Austin has also seen an increase in complaints, according to José M. Guerrero, P.E., Interim Director of the City of Austin Watershed Protection Department (WPD). In February, WPD partnered with several other city departments and external community organizations on a pilot project to explore new strategies for addressing homelessness on city properties, including some concepts specific to waste management.

Here are some of the core elements of the pilot in Austin, as described by Guerrero:

  • Prioritization for Site Cleanup or Removal:Under the pilot, resources are allocated based on a prioritization scoring matrix that assesses potential threats to human life safety, and our department mission areas of areas of flood hazard mitigation and water quality. Homeless belongings may block the flow of water and cause flooding. In addition, improper storage and disposal practices may pollute waterways. Contract services are deployed to prioritized encampment sites for cleanup or total removal. For sites that must be completely removed, displaced individuals are connected with social services to make alternate living plans. In instances where an encampment does not pose a significant safety or environmental risk, the site may be “de-prioritized.” Instead of scheduling a cleanup or removal, we provide campers at de-prioritized sites with tools, supplies and training to keep the site clean, based on Leave No Trace principles. If the site fails to maintain the camp according to these principles, it can become prioritized and subsequently removed.
  • Trash Collection:After benchmarking with Seattle Public Utilities, we plan to loosely replicate a practice they are employing called the Purple Bag Program. This program asks campers at Leave No Trace sites to actively participate in the maintenance of the area they are reside in by collecting trash in City-provided, large, recognizable (purple) trash bags and placing full bags in a designated area at the site. The City then collects the purple bags for proper disposal at a regularly scheduled time. This program aims to reduce environmental impacts and public complaints stemming from poorly-managed waste.

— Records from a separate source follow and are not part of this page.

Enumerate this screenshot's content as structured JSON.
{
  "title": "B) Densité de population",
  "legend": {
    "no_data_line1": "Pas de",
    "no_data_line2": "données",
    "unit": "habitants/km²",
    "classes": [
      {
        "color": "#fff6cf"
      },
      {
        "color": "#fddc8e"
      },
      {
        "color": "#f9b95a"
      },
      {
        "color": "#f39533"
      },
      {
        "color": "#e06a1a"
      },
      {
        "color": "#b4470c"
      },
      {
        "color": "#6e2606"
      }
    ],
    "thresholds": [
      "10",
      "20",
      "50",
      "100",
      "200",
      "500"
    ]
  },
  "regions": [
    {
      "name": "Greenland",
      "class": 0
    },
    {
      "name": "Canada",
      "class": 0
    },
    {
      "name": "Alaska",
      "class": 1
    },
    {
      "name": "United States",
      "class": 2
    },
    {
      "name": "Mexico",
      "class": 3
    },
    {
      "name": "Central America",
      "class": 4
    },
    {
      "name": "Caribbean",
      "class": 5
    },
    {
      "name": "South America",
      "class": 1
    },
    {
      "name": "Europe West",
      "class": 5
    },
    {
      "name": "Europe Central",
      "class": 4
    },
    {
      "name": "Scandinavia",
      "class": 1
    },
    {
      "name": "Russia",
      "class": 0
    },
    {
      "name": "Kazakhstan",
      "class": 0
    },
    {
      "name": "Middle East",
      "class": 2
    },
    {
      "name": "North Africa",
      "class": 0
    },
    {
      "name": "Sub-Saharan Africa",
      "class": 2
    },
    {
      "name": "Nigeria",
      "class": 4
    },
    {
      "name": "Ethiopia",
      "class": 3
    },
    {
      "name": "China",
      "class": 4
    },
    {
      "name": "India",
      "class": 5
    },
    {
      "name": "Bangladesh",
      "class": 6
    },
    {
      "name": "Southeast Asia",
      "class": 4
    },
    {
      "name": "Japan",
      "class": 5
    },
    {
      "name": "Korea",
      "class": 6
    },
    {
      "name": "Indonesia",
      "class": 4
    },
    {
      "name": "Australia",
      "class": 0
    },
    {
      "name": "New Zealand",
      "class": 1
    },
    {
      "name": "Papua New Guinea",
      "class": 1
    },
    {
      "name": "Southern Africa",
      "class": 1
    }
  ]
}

Outside of this pilot program, said Guerrero, “the City has some long-standing practices that can overlap with putrescible waste issues. City properties are managed by individual city departments who are responsible for property maintenance. Departments with responsibility typically perform routine cleaning / maintenance activities. In some locations, this can frequently include the cleaning and removal of putrescible waste. WPD evaluates such cleaning practices to ensure compliance with water quality regulations. Public Works cleans downtown sidewalks using a pressure washer and sanitizing agent, recovering wastewater with a vacuum truck before it reaches a storm sewer or waterway, so that it can be properly disposed of. Austin Resource Recovery flushes downtown alleys with water to mitigate odors. Prior to flushing, crews “pre-clean” the alleys, removing human waste and other pollutants for proper disposal so bulk contaminants are not flushed to receiving waterways. Additionally, the Health Department is working to provide new public restrooms in the core central business district downtown. This will offer a means of proper disposal for human waste, and is hoped to reduce putrescible waste complaints.”

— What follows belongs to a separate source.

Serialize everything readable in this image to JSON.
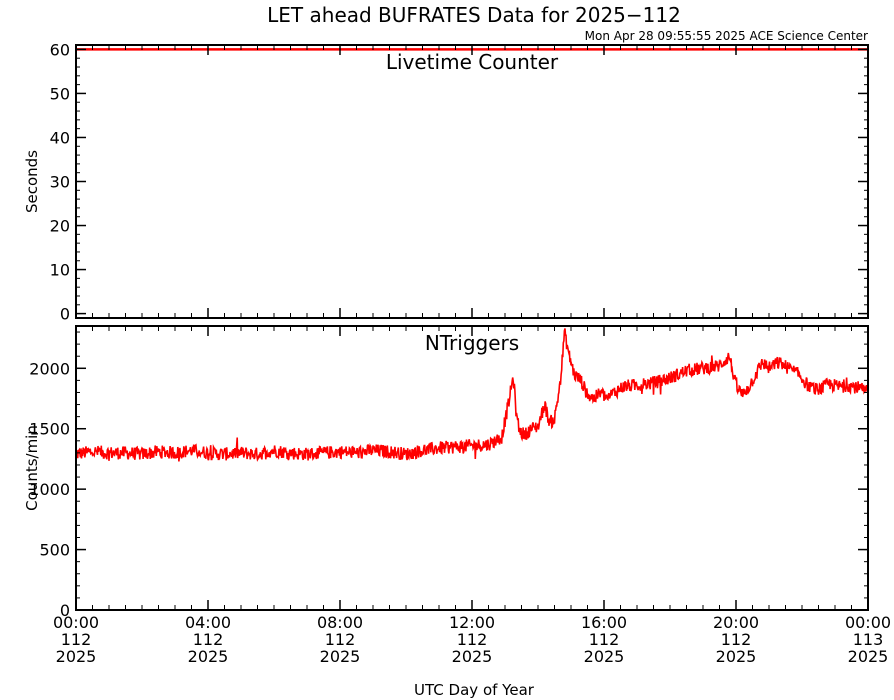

Jared Shoultz, Health GIS Specialist & Lead Solution Engineer at Esri, said that ArcGIS technology is “well-suited to help communities address this with easy to configure and implement solutions like the Homeless Activity Reporter, which allows you to take reports from the public with a mobile friendly app that documents the location of problems, encampments or related issues and provides a way to route the request to the correct organization and track its resolution, while creating an audit trail to leverage to request funds and resources to deal the volume of documented reports based on their spatial concentrations.”

Other apps in Esri’s Reducing Homelessness Solution “allow organizations to catalog, maintain and share the location of all resources for the homeless in another mobile friendly app that can help connect homeless to resources and provide responding organizations with the information they need to direct the homeless to the resources and programs needed to get them off the street,” said Shoultz.